Mallacoota fishers have won a Supreme Court battle to end a pearl producer’s leases of two fishing reefs quietly granted by D’Ambrosio and co.

Abalone divers and other fishers are about to regain their rights to harvest abalone on two of Victoria’s most valuable reefs.
Abalone divers and other fishers are about to regain their rights to harvest abalone on two of Victoria’s most valuable reefs.

Victoria’s Supreme Court is going to terminate exclusive leases the Andrews government granted an aquaculture operator over two Mallacoota reefs, which had blocked commercial abalone divers from the sites until at least 2039.

Environment Minister Lily D’Ambrosio and her departmental bureaucrats quietly granted the exclusive leases to the Menke family in 2018 and 2019, to grow wild-caught abalone in cages, which had been seeded to produce pearls.

Mallacoota locals have secured the reefs again, where abalone can be harvested.
Mallacoota locals have secured the reefs again, where abalone can be harvested.

Locals didn’t find out about the leases until after they had been granted, triggering uproar in the small coastal community, which led four local abalone and one sea urchin harvesting businesses, led by Haliotis Fisheries, to challenge the validity of the leases in the Supreme Court in March 2020.

A major community concern was that the leases gave the Menkes the power to not only exclude abalone divers from the 9ha of reefs, but also local urchin harvesters, recreational anglers and divers.
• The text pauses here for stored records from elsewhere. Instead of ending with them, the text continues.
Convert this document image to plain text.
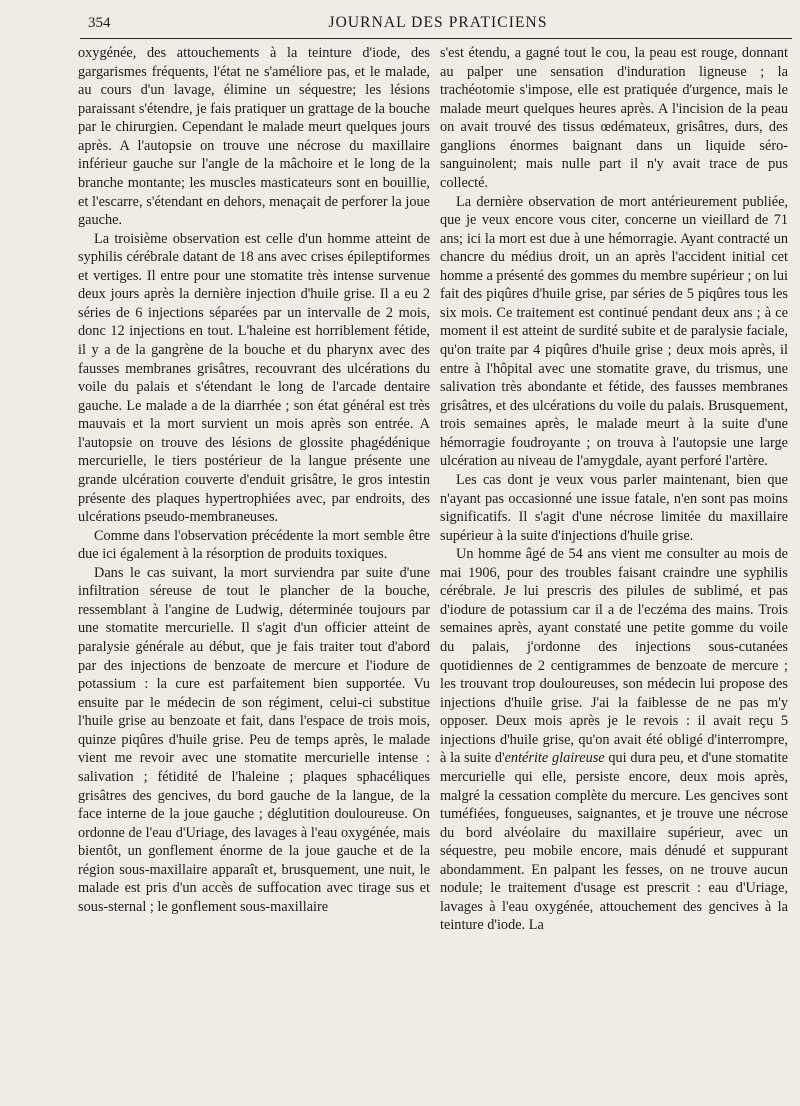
354	JOURNAL DES PRATICIENS

oxygénée, des attouchements à la teinture d'iode, des gargarismes fréquents, l'état ne s'améliore pas, et le malade, au cours d'un lavage, élimine un séquestre; les lésions paraissant s'étendre, je fais pratiquer un grattage de la bouche par le chirurgien. Cependant le malade meurt quelques jours après. A l'autopsie on trouve une nécrose du maxillaire inférieur gauche sur l'angle de la mâchoire et le long de la branche montante; les muscles masticateurs sont en bouillie, et l'escarre, s'étendant en dehors, menaçait de perforer la joue gauche.

La troisième observation est celle d'un homme atteint de syphilis cérébrale datant de 18 ans avec crises épileptiformes et vertiges. Il entre pour une stomatite très intense survenue deux jours après la dernière injection d'huile grise. Il a eu 2 séries de 6 injections séparées par un intervalle de 2 mois, donc 12 injections en tout. L'haleine est horriblement fétide, il y a de la gangrène de la bouche et du pharynx avec des fausses membranes grisâtres, recouvrant des ulcérations du voile du palais et s'étendant le long de l'arcade dentaire gauche. Le malade a de la diarrhée ; son état général est très mauvais et la mort survient un mois après son entrée. A l'autopsie on trouve des lésions de glossite phagédénique mercurielle, le tiers postérieur de la langue présente une grande ulcération couverte d'enduit grisâtre, le gros intestin présente des plaques hypertrophiées avec, par endroits, des ulcérations pseudo-membraneuses.

Comme dans l'observation précédente la mort semble être due ici également à la résorption de produits toxiques.

Dans le cas suivant, la mort surviendra par suite d'une infiltration séreuse de tout le plancher de la bouche, ressemblant à l'angine de Ludwig, déterminée toujours par une stomatite mercurielle. Il s'agit d'un officier atteint de paralysie générale au début, que je fais traiter tout d'abord par des injections de benzoate de mercure et l'iodure de potassium : la cure est parfaitement bien supportée. Vu ensuite par le médecin de son régiment, celui-ci substitue l'huile grise au benzoate et fait, dans l'espace de trois mois, quinze piqûres d'huile grise. Peu de temps après, le malade vient me revoir avec une stomatite mercurielle intense : salivation ; fétidité de l'haleine ; plaques sphacéliques grisâtres des gencives, du bord gauche de la langue, de la face interne de la joue gauche ; déglutition douloureuse. On ordonne de l'eau d'Uriage, des lavages à l'eau oxygénée, mais bientôt, un gonflement énorme de la joue gauche et de la région sous-maxillaire apparaît et, brusquement, une nuit, le malade est pris d'un accès de suffocation avec tirage sus et sous-sternal ; le gonflement sous-maxillaire

s'est étendu, a gagné tout le cou, la peau est rouge, donnant au palper une sensation d'induration ligneuse ; la trachéotomie s'impose, elle est pratiquée d'urgence, mais le malade meurt quelques heures après. A l'incision de la peau on avait trouvé des tissus œdémateux, grisâtres, durs, des ganglions énormes baignant dans un liquide séro-sanguinolent; mais nulle part il n'y avait trace de pus collecté.

La dernière observation de mort antérieurement publiée, que je veux encore vous citer, concerne un vieillard de 71 ans; ici la mort est due à une hémorragie. Ayant contracté un chancre du médius droit, un an après l'accident initial cet homme a présenté des gommes du membre supérieur ; on lui fait des piqûres d'huile grise, par séries de 5 piqûres tous les six mois. Ce traitement est continué pendant deux ans ; à ce moment il est atteint de surdité subite et de paralysie faciale, qu'on traite par 4 piqûres d'huile grise ; deux mois après, il entre à l'hôpital avec une stomatite grave, du trismus, une salivation très abondante et fétide, des fausses membranes grisâtres, et des ulcérations du voile du palais. Brusquement, trois semaines après, le malade meurt à la suite d'une hémorragie foudroyante ; on trouva à l'autopsie une large ulcération au niveau de l'amygdale, ayant perforé l'artère.

Les cas dont je veux vous parler maintenant, bien que n'ayant pas occasionné une issue fatale, n'en sont pas moins significatifs. Il s'agit d'une nécrose limitée du maxillaire supérieur à la suite d'injections d'huile grise.

Un homme âgé de 54 ans vient me consulter au mois de mai 1906, pour des troubles faisant craindre une syphilis cérébrale. Je lui prescris des pilules de sublimé, et pas d'iodure de potassium car il a de l'eczéma des mains. Trois semaines après, ayant constaté une petite gomme du voile du palais, j'ordonne des injections sous-cutanées quotidiennes de 2 centigrammes de benzoate de mercure ; les trouvant trop douloureuses, son médecin lui propose des injections d'huile grise. J'ai la faiblesse de ne pas m'y opposer. Deux mois après je le revois : il avait reçu 5 injections d'huile grise, qu'on avait été obligé d'interrompre, à la suite d'entérite glaireuse qui dura peu, et d'une stomatite mercurielle qui elle, persiste encore, deux mois après, malgré la cessation complète du mercure. Les gencives sont tuméfiées, fongueuses, saignantes, et je trouve une nécrose du bord alvéolaire du maxillaire supérieur, avec un séquestre, peu mobile encore, mais dénudé et suppurant abondamment. En palpant les fesses, on ne trouve aucun nodule; le traitement d'usage est prescrit : eau d'Uriage, lavages à l'eau oxygénée, attouchement des gencives à la teinture d'iode. La
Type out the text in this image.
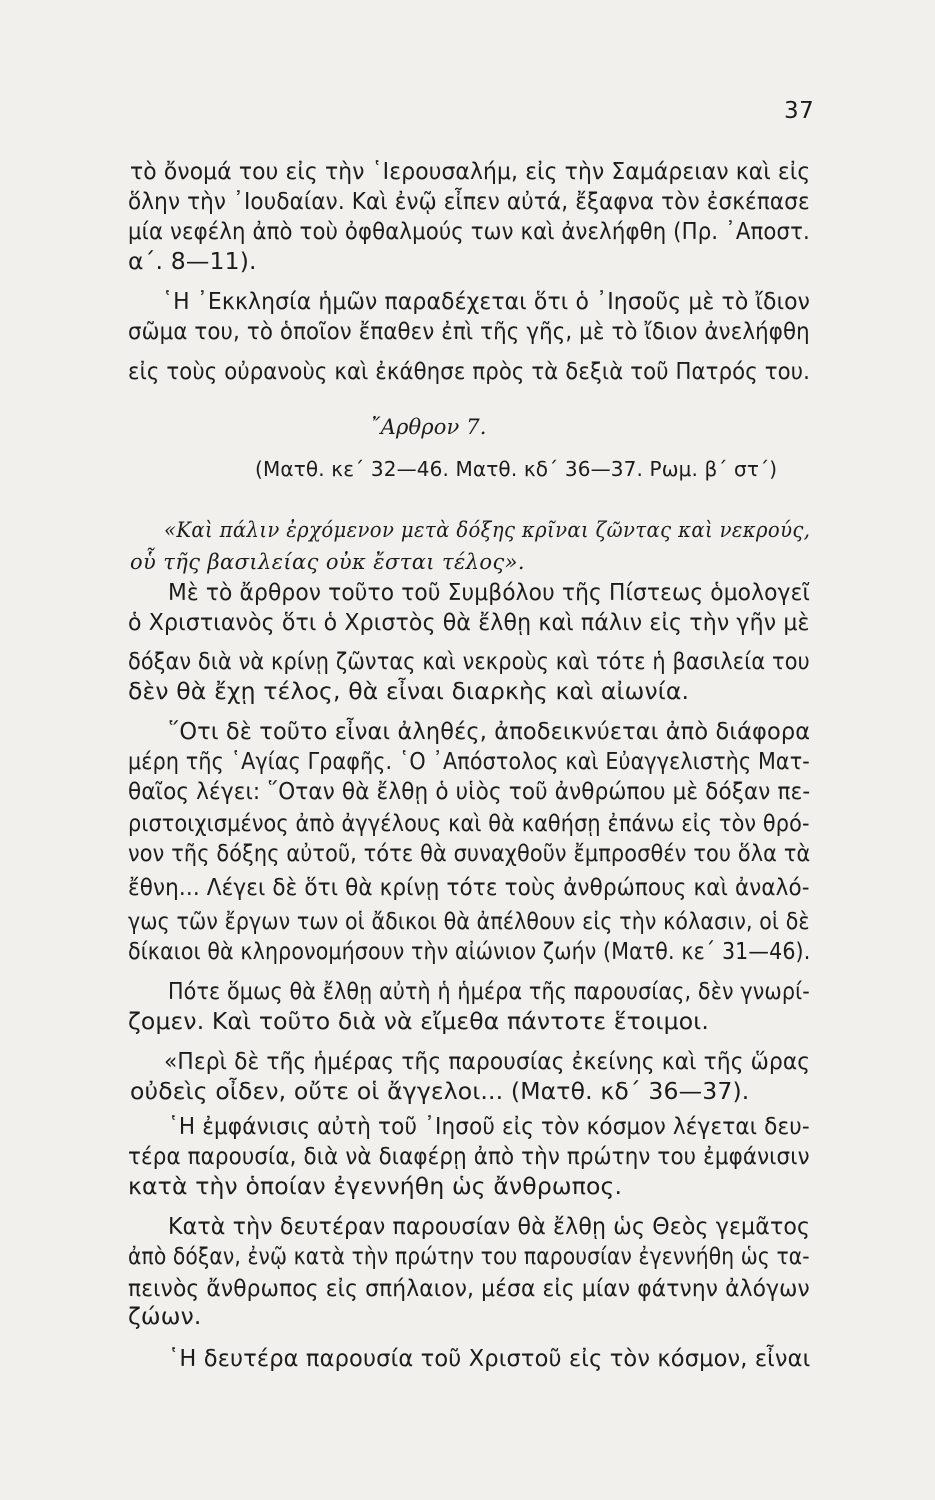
37
τὸ ὄνομά του εἰς τὴν ῾Ιερουσαλήμ, εἰς τὴν Σαμάρειαν καὶ εἰς
ὅλην τὴν ᾿Ιουδαίαν. Καὶ ἐνῷ εἶπεν αὐτά, ἔξαφνα τὸν ἐσκέπασε
μία νεφέλη ἀπὸ τοὺ ὀφθαλμούς των καὶ ἀνελήφθη (Πρ. ᾿Αποστ.
α΄. 8—11).
῾Η ᾿Εκκλησία ἡμῶν παραδέχεται ὅτι ὁ ᾿Ιησοῦς μὲ τὸ ἴδιον
σῶμα του, τὸ ὁποῖον ἔπαθεν ἐπὶ τῆς γῆς, μὲ τὸ ἴδιον ἀνελήφθη
εἰς τοὺς οὐρανοὺς καὶ ἐκάθησε πρὸς τὰ δεξιὰ τοῦ Πατρός του.
῎Αρθρον 7.
(Ματθ. κε΄ 32—46. Ματθ. κδ΄ 36—37. Ρωμ. β΄ στ΄)
«Καὶ πάλιν ἐρχόμενον μετὰ δόξης κρῖναι ζῶντας καὶ νεκρούς,
οὗ τῆς βασιλείας οὐκ ἔσται τέλος».
Μὲ τὸ ἄρθρον τοῦτο τοῦ Συμβόλου τῆς Πίστεως ὁμολογεῖ
ὁ Χριστιανὸς ὅτι ὁ Χριστὸς θὰ ἔλθῃ καὶ πάλιν εἰς τὴν γῆν μὲ
δόξαν διὰ νὰ κρίνῃ ζῶντας καὶ νεκροὺς καὶ τότε ἡ βασιλεία του
δὲν θὰ ἔχῃ τέλος, θὰ εἶναι διαρκὴς καὶ αἰωνία.
῞Οτι δὲ τοῦτο εἶναι ἀληθές, ἀποδεικνύεται ἀπὸ διάφορα
μέρη τῆς ῾Αγίας Γραφῆς. ῾Ο ᾿Απόστολος καὶ Εὐαγγελιστὴς Ματ-
θαῖος λέγει: ῞Οταν θὰ ἔλθῃ ὁ υἱὸς τοῦ ἀνθρώπου μὲ δόξαν πε-
ριστοιχισμένος ἀπὸ ἀγγέλους καὶ θὰ καθήσῃ ἐπάνω εἰς τὸν θρό-
νον τῆς δόξης αὐτοῦ, τότε θὰ συναχθοῦν ἔμπροσθέν του ὅλα τὰ
ἔθνη... Λέγει δὲ ὅτι θὰ κρίνῃ τότε τοὺς ἀνθρώπους καὶ ἀναλό-
γως τῶν ἔργων των οἱ ἄδικοι θὰ ἀπέλθουν εἰς τὴν κόλασιν, οἱ δὲ
δίκαιοι θὰ κληρονομήσουν τὴν αἰώνιον ζωήν (Ματθ. κε΄ 31—46).
Πότε ὅμως θὰ ἔλθῃ αὐτὴ ἡ ἡμέρα τῆς παρουσίας, δὲν γνωρί-
ζομεν. Καὶ τοῦτο διὰ νὰ εἴμεθα πάντοτε ἕτοιμοι.
«Περὶ δὲ τῆς ἡμέρας τῆς παρουσίας ἐκείνης καὶ τῆς ὥρας
οὐδεὶς οἶδεν, οὔτε οἱ ἄγγελοι... (Ματθ. κδ΄ 36—37).
῾Η ἐμφάνισις αὐτὴ τοῦ ᾿Ιησοῦ εἰς τὸν κόσμον λέγεται δευ-
τέρα παρουσία, διὰ νὰ διαφέρῃ ἀπὸ τὴν πρώτην του ἐμφάνισιν
κατὰ τὴν ὁποίαν ἐγεννήθη ὡς ἄνθρωπος.
Κατὰ τὴν δευτέραν παρουσίαν θὰ ἔλθῃ ὡς Θεὸς γεμᾶτος
ἀπὸ δόξαν, ἐνῷ κατὰ τὴν πρώτην του παρουσίαν ἐγεννήθη ὡς τα-
πεινὸς ἄνθρωπος εἰς σπήλαιον, μέσα εἰς μίαν φάτνην ἀλόγων
ζώων.
῾Η δευτέρα παρουσία τοῦ Χριστοῦ εἰς τὸν κόσμον, εἶναι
Victorian Minister Lily D'Ambrosio. Picture: NCA NewsWire / Andrew Henshaw
Victorian Minister Lily D'Ambrosio. Picture: NCA NewsWire / Andrew Henshaw

At the time Fisheries insiders told The Weekly Times the Department of Environment, Land, Water and Planning bureaucrats “never meant to grant them (the Menkes) exclusivity”.

“It was just sloppiness and laziness by the decision makers. They just put it through the DELWP sausage machine.”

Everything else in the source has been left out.